I ended up in Killybegs on the same day as I bought the suit in Derry and I walked along the pier admiring the big fishing boats that bring in millions of euro to the town.

Later I checked into the Bayview Hotel and I brought a pint up to the room on the top floor where I had a view of the glittering Christmas lights on the boats at the pier.

My new suit lay on the bed, but I was in my underpants, finishing off the pint.

Then I decided that another libation was required, so I put on the new suit and went down in the lift.

But I landed accidentally on the middle floor where a GAA dinner dance was in full swing, and I was already tight from the first pint so I thought I’d pop in and have a look around.

The young women were radiant in long dresses and the boys circled them like nervous whippets with awkward gangling bodies, and oily hair. I felt like Oisin; an old man among the young.

But as I was about to order a pint at the bar two women came over to me and said, “Do you realise this is a private party? You need to pay at the door.”

I turned around and saw a lady sitting at the door with a small cardboard box collecting money.

So I apologised and fled.

“That’s a fine new suit,” one of the women shouted after me.

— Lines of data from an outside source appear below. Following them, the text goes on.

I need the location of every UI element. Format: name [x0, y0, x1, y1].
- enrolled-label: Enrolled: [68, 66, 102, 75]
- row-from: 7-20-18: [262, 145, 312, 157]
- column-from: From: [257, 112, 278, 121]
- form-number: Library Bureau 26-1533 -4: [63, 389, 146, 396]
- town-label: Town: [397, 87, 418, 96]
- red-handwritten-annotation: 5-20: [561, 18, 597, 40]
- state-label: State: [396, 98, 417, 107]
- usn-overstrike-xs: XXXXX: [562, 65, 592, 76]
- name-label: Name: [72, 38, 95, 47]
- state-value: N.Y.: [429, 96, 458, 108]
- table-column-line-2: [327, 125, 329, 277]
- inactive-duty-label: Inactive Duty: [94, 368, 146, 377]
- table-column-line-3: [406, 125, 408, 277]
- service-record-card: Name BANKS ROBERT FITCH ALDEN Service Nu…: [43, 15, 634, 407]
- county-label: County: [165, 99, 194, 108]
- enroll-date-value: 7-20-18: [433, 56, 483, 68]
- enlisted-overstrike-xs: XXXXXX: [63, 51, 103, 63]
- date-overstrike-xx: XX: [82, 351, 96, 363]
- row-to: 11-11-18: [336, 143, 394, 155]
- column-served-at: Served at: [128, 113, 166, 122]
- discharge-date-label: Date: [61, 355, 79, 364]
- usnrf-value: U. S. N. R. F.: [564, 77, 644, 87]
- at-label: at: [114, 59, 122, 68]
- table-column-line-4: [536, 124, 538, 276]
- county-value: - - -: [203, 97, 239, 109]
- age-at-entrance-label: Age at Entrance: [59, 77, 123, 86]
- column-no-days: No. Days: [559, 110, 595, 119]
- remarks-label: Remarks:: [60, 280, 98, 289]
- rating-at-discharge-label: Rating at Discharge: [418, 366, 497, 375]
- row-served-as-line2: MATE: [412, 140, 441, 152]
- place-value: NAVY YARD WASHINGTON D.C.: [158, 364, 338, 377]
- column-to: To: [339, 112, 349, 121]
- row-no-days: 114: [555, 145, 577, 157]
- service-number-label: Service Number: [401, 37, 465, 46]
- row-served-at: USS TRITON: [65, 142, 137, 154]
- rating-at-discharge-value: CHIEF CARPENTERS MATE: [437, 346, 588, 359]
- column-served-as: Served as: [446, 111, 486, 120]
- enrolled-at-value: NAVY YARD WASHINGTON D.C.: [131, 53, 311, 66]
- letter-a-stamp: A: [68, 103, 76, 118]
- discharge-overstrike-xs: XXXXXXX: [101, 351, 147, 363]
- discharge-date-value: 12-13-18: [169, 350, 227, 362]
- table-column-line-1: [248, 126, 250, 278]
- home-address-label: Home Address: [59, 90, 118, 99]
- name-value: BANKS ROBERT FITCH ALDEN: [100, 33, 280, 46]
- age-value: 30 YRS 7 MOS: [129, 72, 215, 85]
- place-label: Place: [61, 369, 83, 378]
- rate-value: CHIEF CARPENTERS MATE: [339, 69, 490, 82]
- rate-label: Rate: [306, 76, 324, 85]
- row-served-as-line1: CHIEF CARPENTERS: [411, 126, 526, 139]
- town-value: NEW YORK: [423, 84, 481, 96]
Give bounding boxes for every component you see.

“How do you know it’s new?” I wondered.

“The label is still stuck to the arse of it,” she said.

But I didn’t bring the suit to Warsaw because I thought I’d need fleece tops and leg warmers and heavy cord trousers.

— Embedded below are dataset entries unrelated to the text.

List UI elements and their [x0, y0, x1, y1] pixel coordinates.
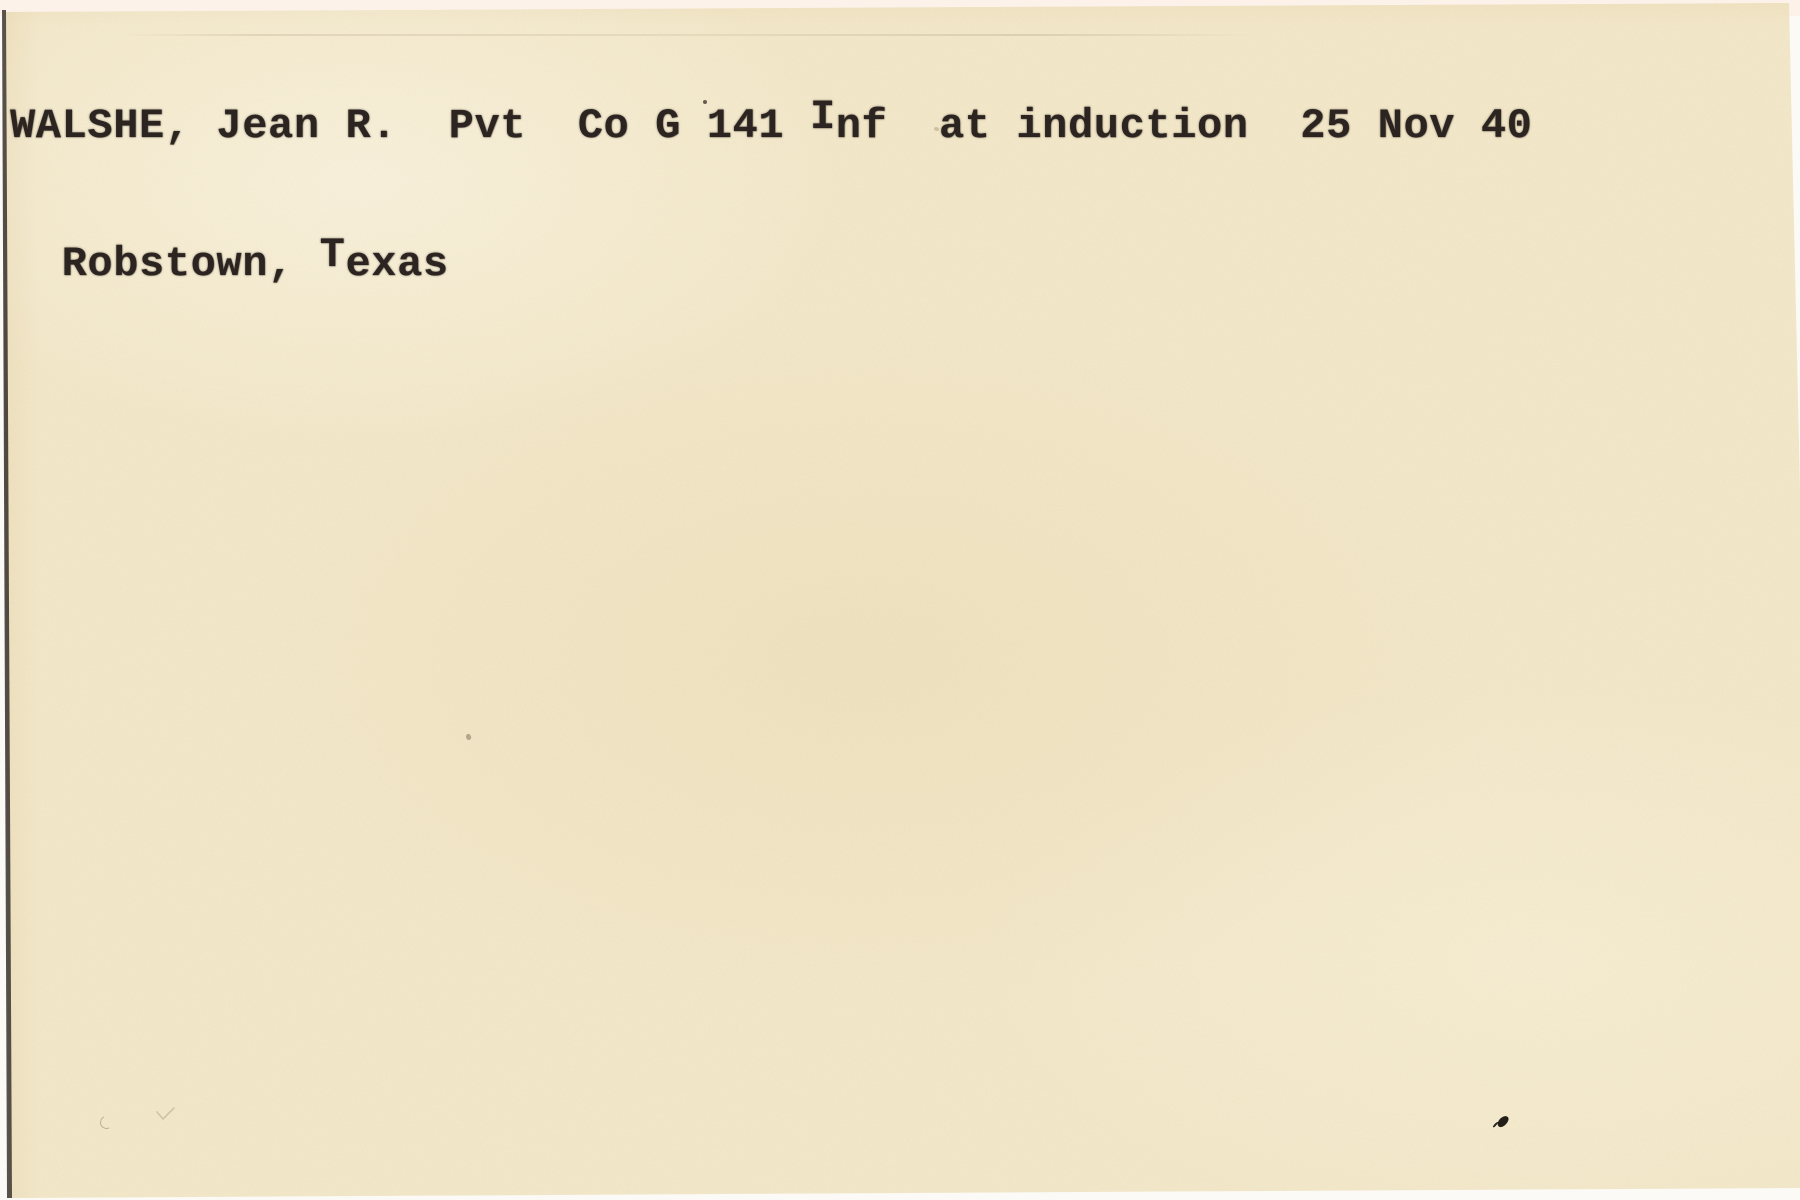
typed-line-2: Robstown, Texas: [10, 241, 1532, 287]
line2-text: Robstown,: [10, 240, 320, 288]
typed-line-1: WALSHE, Jean R. Pvt Co G 141 Inf at indu…: [10, 103, 1532, 149]
line2-text-cont: exas: [345, 240, 448, 288]
typewritten-text: WALSHE, Jean R. Pvt Co G 141 Inf at indu…: [10, 11, 1532, 379]
faint-pencil-mark: [155, 1106, 177, 1122]
small-ink-dot: [703, 100, 707, 104]
line1-text: WALSHE, Jean R. Pvt Co G 141: [10, 102, 810, 150]
line1-text-cont: nf at induction 25 Nov 40: [836, 102, 1533, 150]
scanned-index-card: WALSHE, Jean R. Pvt Co G 141 Inf at indu…: [0, 0, 1800, 1200]
line2-raised-letter: T: [320, 231, 346, 279]
line1-raised-letter: I: [810, 93, 836, 141]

What frightens me about Carrefour in Warsaw is the number of security men that patrol the mall just beyond the checkouts

I arrived with a case load of woollen underpants and thermal vests and a variety of insulated jackets that a person might require on the back-end of a high mountain. Except that Warsaw was enjoying mild weather. The apartment toasted my bones so well that I could walk around half naked, and when I went out wearing all my thermal underwear I got far too hot.

I’ve been here during previous winters when the temperature was so far below zero that it was painful to inhale on the open street, without a scarf to mask my mouth. But this year I can sit on park benches and enjoy the sunshine. So eventually I headed for the Carrefour supermarket to buy a few light briefs and vests.

What frightens me about Carrefour in Warsaw is the number of security men that patrol the mall just beyond the checkouts. And since I hadn’t shaved or manicured for three months I wasn’t surprised when I was stopped. Although I had the receipt in my breast pocket, and as the security man scrutinised it with the gravity of a border guard on the Ukraine frontier I caught sight of my bedraggled self in a wall mirror, and I could only regret once again, that I left such a lovely suit behind in Ireland.